Let’s examine some of the salient facts surrounding the failed attacks. (1) According to knowledgeable sources, the cargo containing the bombs, cleverly concealed in computer printer cartridges, was screened by both Explosive Trace Detection (ETD) and canines, but went undetected. Experts agree that X-Ray techniques would most likely not have revealed the bombs either. (2) The plot was foiled by intelligence – human intelligence, that is – good ‘ol fashioned espionage. According to TSA Chief John Pistole in testimony before the U.S. Senate, the bombs concealed in cargo packages from Yemen would not have been found without an intelligence tip-off from someone in the Saudi Arabian government. (3) The availability of tracking numbers from the informant ultimately allowed authorities to locate and neutralize the bombs before any harm was done.
Screening alone is obviously not the answer. TSA admits that, despite its best efforts to encourage development of screening technology, there are many types of cargo that can only be screened by physical search, a task best and most cost-effectively performed by shippers themselves, who must then depend on a secure chain of custody from their loading dock to airside; this is the supply chain approach embodied in the CCSP. It’s likely that this will always be the case for many types of commodities. Further, although distributed screening makes the most economic sense, DHS cannot compel other nations and law enforcement agencies to adopt its procedures.
Cargo screening must be seen as the last line of defense in a risk-targeted, multi-layered global security system that relies on intelligence, collaboration and information sharing.
The imminent danger is the one-off, unknown customer dropping off packages; these individuals must be deterred from introducing WMD’s into the system in the first place, at the point of attack. The technology to do this is inexpensive and readily available for deployment into high risk areas. Data on inbound shipments can be shared and evaluated in advance to identify and intercept high-risk packages and subject them to scrutiny; high risk cargos can be pulled aside for screening in detail. Investments in human intelligence will reap greater dividends than technology in the near term.
Longer term, governments of the major trading nations and the worldwide air cargo and law enforcement communities must come together to agree on security standards and protocols to establish and maintain a secure air cargo chain of custody; its in everyone’s best interest to do so. DHS is already moving quickly to revise its inbound air freight processing procedures and work with foreign governments and air carriers to screen high risk import cargos.

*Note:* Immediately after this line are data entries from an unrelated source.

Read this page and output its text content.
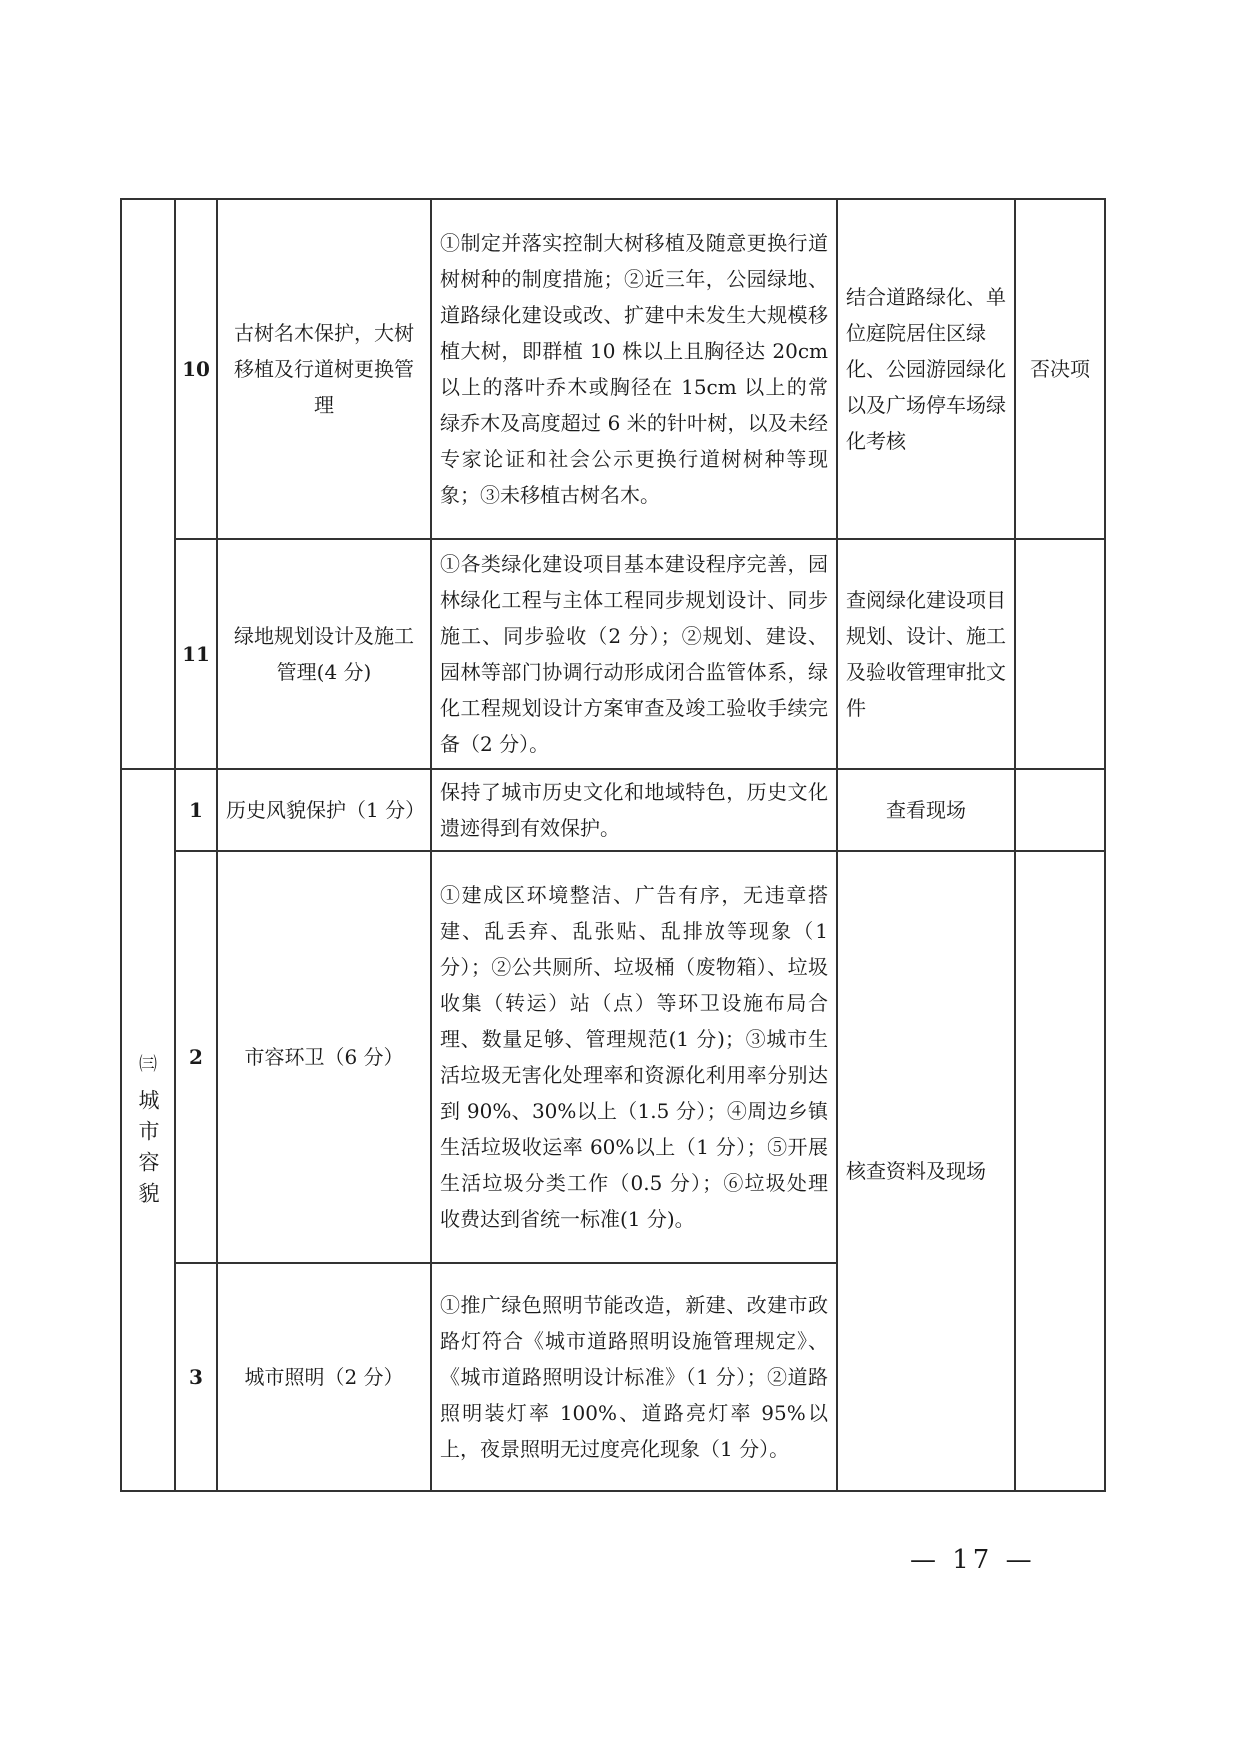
	10	古树名木保护，大树移植及行道树更换管理	①制定并落实控制大树移植及随意更换行道树树种的制度措施；②近三年，公园绿地、道路绿化建设或改、扩建中未发生大规模移植大树，即群植 10 株以上且胸径达 20cm 以上的落叶乔木或胸径在 15cm 以上的常绿乔木及高度超过 6 米的针叶树，以及未经专家论证和社会公示更换行道树树种等现象；③未移植古树名木。	结合道路绿化、单位庭院居住区绿化、公园游园绿化以及广场停车场绿化考核	否决项
	11	绿地规划设计及施工管理(4 分)	①各类绿化建设项目基本建设程序完善，园林绿化工程与主体工程同步规划设计、同步施工、同步验收（2 分）；②规划、建设、园林等部门协调行动形成闭合监管体系，绿化工程规划设计方案审查及竣工验收手续完备（2 分）。	查阅绿化建设项目规划、设计、施工及验收管理审批文件	

㈢
城市容貌	1	历史风貌保护（1 分）	保持了城市历史文化和地域特色，历史文化遗迹得到有效保护。	查看现场	
	2	市容环卫（6 分）	①建成区环境整洁、广告有序，无违章搭建、乱丢弃、乱张贴、乱排放等现象（1 分）；②公共厕所、垃圾桶（废物箱）、垃圾收集（转运）站（点）等环卫设施布局合理、数量足够、管理规范(1 分)；③城市生活垃圾无害化处理率和资源化利用率分别达到 90%、30%以上（1.5 分）；④周边乡镇生活垃圾收运率 60%以上（1 分）；⑤开展生活垃圾分类工作（0.5 分）；⑥垃圾处理收费达到省统一标准(1 分)。	核查资料及现场	
	3	城市照明（2 分）	①推广绿色照明节能改造，新建、改建市政路灯符合《城市道路照明设施管理规定》、《城市道路照明设计标准》（1 分）；②道路照明装灯率 100%、道路亮灯率 95%以上，夜景照明无过度亮化现象（1 分）。		
— 17 —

Ultimately, global terrorism can only be stopped by ripping it out by the root. This will take time, treasure and the civilized world working as one; in the meantime all are at risk. We must accept the unfortunate fact that losses can, and very likely will occur; we’ve been lucky so far. The events of late October, 2010 exposed serious vulnerabilities to terrorist attacks on the global air cargo supply chain; Al Qaeda’s bold declaration is a call to arms. Practical, cost-effective solutions are available today to mitigate the risks; common sense, flexibility, collaboration and a sense of urgency are needed to apply them. The time to act is clearly NOW.